No more glaciers in Catalonia as climate change melts Iberian Peninsula's last ones away
Aneto glacier, in neighboring Aragon, could disappear in under two decades
Very few peaks have snow on them all year round in the Catalan Pyrenees, where glaciers have already melted away.
And, as unseasonably warm summers become commonplace, the Iberian Peninsula's last remaining ones located in the neighboring region of Aragon seem poised to disappear too.
The Aneto glacier
These glaciers, which also happen to be Europe's southernmost, now only exist at 3,000-meter altitudes or more, such as on Aneto, the Iberian Peninsula's second-tallest mountain.
Yet, according to the Pyrenean Institute of Ecology (IPE), the Aneto glacier is shrinking at a rate of 1.5 meters per year, meaning it could be completely gone in under 20 years.
"This year we know even more is going to disappear," IPE researcher Ixeia Vidaller told the Catalan News Agency, referring to the frequency with which heatwaves have hit the peninsula this summer.
"The glacier doesn't have that much time left," she said, explaining how climate change has already exposed dark, "fossilized ice".
This also has its risks for hikers. Arturo Suárez, a mountain rescue officer, warns against hiking on certain trails to the top of Aneto.
In particular, the one from the Renclusa refuge that leads to Potilló, over the glacier, and then to the mountain's peak has become more dangerous. Last August, as more ice melted, more hikers had to be rescued. Suárez does not think this has to do with their "recklessness," but rather that conditions have worsened.
Last generation with glaciers
Carles Balasch, a geologist at the University of Lleida, is convinced the glaciers will soon be gone.

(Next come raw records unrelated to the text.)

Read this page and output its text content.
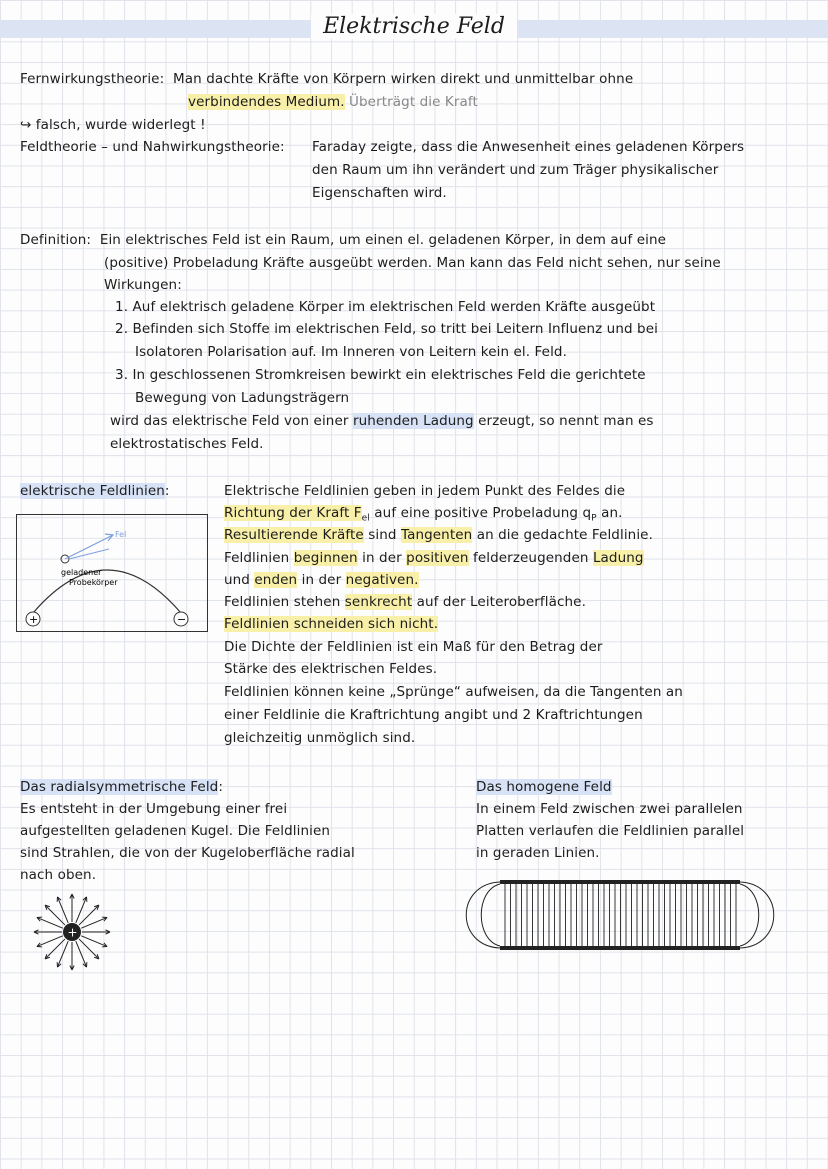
Elektrische Feld
Fernwirkungstheorie: Man dachte Kräfte von Körpern wirken direkt und unmittelbar ohne
verbindendes Medium. Überträgt die Kraft
↪ falsch, wurde widerlegt !
Feldtheorie – und Nahwirkungstheorie: Faraday zeigte, dass die Anwesenheit eines geladenen Körpers
den Raum um ihn verändert und zum Träger physikalischer
Eigenschaften wird.
Definition: Ein elektrisches Feld ist ein Raum, um einen el. geladenen Körper, in dem auf eine
(positive) Probeladung Kräfte ausgeübt werden. Man kann das Feld nicht sehen, nur seine
Wirkungen:
1. Auf elektrisch geladene Körper im elektrischen Feld werden Kräfte ausgeübt
2. Befinden sich Stoffe im elektrischen Feld, so tritt bei Leitern Influenz und bei
Isolatoren Polarisation auf. Im Inneren von Leitern kein el. Feld.
3. In geschlossenen Stromkreisen bewirkt ein elektrisches Feld die gerichtete
Bewegung von Ladungsträgern
wird das elektrische Feld von einer ruhenden Ladung erzeugt, so nennt man es
elektrostatisches Feld.
elektrische Feldlinien:	Elektrische Feldlinien geben in jedem Punkt des Feldes die
Richtung der Kraft $F_{el}$ auf eine positive Probeladung $q_P$ an.
Resultierende Kräfte sind Tangenten an die gedachte Feldlinie.
Feldlinien beginnen in der positiven felderzeugenden Ladung
und enden in der negativen.
Feldlinien stehen senkrecht auf der Leiteroberfläche.
Feldlinien schneiden sich nicht.
Die Dichte der Feldlinien ist ein Maß für den Betrag der
Stärke des elektrischen Feldes.
Feldlinien können keine „Sprünge“ aufweisen, da die Tangenten an
einer Feldlinie die Kraftrichtung angibt und 2 Kraftrichtungen
gleichzeitig unmöglich sind.
+	−
Fel
geladener
Probekörper
Das radialsymmetrische Feld:
Es entsteht in der Umgebung einer frei
aufgestellten geladenen Kugel. Die Feldlinien
sind Strahlen, die von der Kugeloberfläche radial
nach oben.
+
Das homogene Feld
In einem Feld zwischen zwei parallelen
Platten verlaufen die Feldlinien parallel
in geraden Linien.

"We are the generation that will witness the end of the Pyrenean glaciers," he told the Catalan News Agency.
At their high point, there used to be 250 km of glaciers in the Pyrenees above 2,000 meters. Around the mid-19th century, there were some 2,800 hectares worth of glaciers in the mountain range, in Catalonia as well, but now there are only 250 hectares and they have disappeared on Catalonia's highest peak too, the Pica d'Estats (3,143m).